Salisbury District Council first designated Old Sarum Airfield a conservation area in January 2001. This decision was challenged in the High Court which held it to be unlawful, on the basis that there had been procedural errors in its making. The conservation area designation was therefore removed in December 2001. Changes in procedures for the creation of conservation areas allowed the airfield to be designated once more as a conservation area by Salisbury District Council in February 2007.

Hangar 1 has been used by the Boscombe Down Aviation Collection museum since July 2012.

In 2014 the site owners made public proposals regarding the regeneration of the airfield, on the basis that it would make the airfield commercially viable and secure its future. The proposals included a new visitor centre, air traffic control tower, corporate spaces and restaurant. The development would include 310 new homes on vacant land on the north western fringe of the airfield called Sarum Landings and 150 homes to the south of the field called Sarum Field.

==Since 2019==
It was announced in a letter to aircraft owners in July 2019 that Old Sarum Airfield would close on 31 October 2019, due to seven-figure losses reported by the airfield's owners. This followed a five-year planning battle between Old Sarum Airfield Limited and Wiltshire Council. The proposal by the company was to build 462 houses on the perimeter of the airfield, which would help to fund a £3m investment into a flying hub. Local people formed a "SOS – Save old Sarum" group and campaigned to stop the 462 houses being built, in order to preserve the airfield, the conservation area and its history. The airfield duly closed on 31 October 2019 and its future is uncertain.

In January 2023, according to the Old Sarum Airfield Ltd website, the airfield was still operational, but only by prior arrangement.

In January 2024, most of the roof of Hangar 3 collapsed during Storm Ischa. Earlier that month, Old Sarum Airfield Ltd had submitted a planning application to repair and refurbish the hangar; the cost of the proposed work was reported to be £3 million. In April 2025, the rest of Hangar 3 and its attached buildings were destroyed by a fire.

== Boscombe Down Aviation Collection ==
The Boscombe Down Aviation Collection (BDAC) museum relocated from MoD Boscombe Down in July 2012, and took up residence in Hangar 1. The collection has many static aircraft exhibits, and in 2014 expanded into a second hangar to allow operational vintage aircraft to be associated with the collection whilst still flying from Old Sarum.

A number of complete and partial aircraft in the collection have links to the Aeroplane and Armament Experimental Establishment which operated from 1918 to 1992 at Boscombe Down.

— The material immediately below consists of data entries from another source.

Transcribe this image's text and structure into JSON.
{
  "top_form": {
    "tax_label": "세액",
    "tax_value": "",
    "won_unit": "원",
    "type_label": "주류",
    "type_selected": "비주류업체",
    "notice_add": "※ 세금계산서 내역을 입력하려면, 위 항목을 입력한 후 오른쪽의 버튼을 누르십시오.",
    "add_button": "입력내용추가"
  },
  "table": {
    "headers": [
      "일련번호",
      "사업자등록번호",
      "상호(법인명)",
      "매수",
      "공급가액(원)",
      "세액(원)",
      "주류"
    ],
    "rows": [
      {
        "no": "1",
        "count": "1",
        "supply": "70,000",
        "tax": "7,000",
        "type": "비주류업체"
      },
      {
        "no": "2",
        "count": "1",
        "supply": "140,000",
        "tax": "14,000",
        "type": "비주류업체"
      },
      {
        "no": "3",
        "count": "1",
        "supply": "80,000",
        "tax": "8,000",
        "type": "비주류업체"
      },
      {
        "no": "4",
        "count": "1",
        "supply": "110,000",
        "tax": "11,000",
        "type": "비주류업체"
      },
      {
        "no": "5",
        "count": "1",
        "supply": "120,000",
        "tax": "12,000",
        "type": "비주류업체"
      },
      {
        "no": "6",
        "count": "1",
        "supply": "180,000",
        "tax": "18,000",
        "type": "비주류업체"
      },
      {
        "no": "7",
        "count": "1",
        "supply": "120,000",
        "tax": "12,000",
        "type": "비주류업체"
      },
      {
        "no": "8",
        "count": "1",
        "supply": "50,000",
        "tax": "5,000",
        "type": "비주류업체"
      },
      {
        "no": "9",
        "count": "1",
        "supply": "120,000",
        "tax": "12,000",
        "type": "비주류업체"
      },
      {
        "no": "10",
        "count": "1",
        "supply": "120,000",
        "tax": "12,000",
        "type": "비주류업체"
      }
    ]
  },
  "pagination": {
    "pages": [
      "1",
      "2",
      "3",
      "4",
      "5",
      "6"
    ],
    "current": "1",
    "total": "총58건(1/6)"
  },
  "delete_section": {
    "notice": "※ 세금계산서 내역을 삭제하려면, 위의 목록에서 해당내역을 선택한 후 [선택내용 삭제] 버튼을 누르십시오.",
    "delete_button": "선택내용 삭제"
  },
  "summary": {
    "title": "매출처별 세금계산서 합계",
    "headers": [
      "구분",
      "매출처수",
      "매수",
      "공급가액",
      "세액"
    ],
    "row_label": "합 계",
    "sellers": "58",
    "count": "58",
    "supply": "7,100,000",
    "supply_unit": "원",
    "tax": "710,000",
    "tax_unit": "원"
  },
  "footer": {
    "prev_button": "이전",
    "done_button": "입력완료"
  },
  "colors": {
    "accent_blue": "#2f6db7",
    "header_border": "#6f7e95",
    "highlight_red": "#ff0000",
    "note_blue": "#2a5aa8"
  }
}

Volunteers have built, refurbished or recreated several historic aircraft including a Westland Scout helicopter and the front section of a Lancaster bomber. They also built a replica Royal Aircraft Factory B.E.2B, the first aircraft to land at Boscombe Down Airfield in 1917. Other exhibits are on loan from the RAF Museum.

The museum is run by Boscombe Down Aviation Collection Limited, a company limited by guarantee and a registered charity.

== Accidents and incidents ==

- In August 2017, a Vans RV6A (G-CCVS), who was practicing landings, inverted upon landing due to a damaged nose gear caused by a hard landing on a previous attempt. The pilot was able to escape the aircraft unharmed after several people had lifted the aircraft up via the tail. The aircraft suffered significant fuselage distortion.
- In May 2015, a De Havilland Tiger Moth flipped inverted on landing. Neither of the occupants was injured.
- In April 2011, a Magni M24C Orion gyroplane crashed whilst attempting to return to the airfield. The sole occupant was fatally injured.
- Numerous incidents occurred with the locally based fleet of Aero AT3s, including one runway excursion and one forced landing close to the airfield. No fatalities occurred.
- In July 2012, a microlight crashed during takeoff, blocking the runway for several hours. Both occupants were taken to hospital with minor injuries. Earlier that year, in May, a light aircraft crashed into pig houses at the end of the runway whilst trying to land; both pilots were uninjured.
- In April 2013, a light aircraft landed upside down, but neither pilot aboard suffered injury.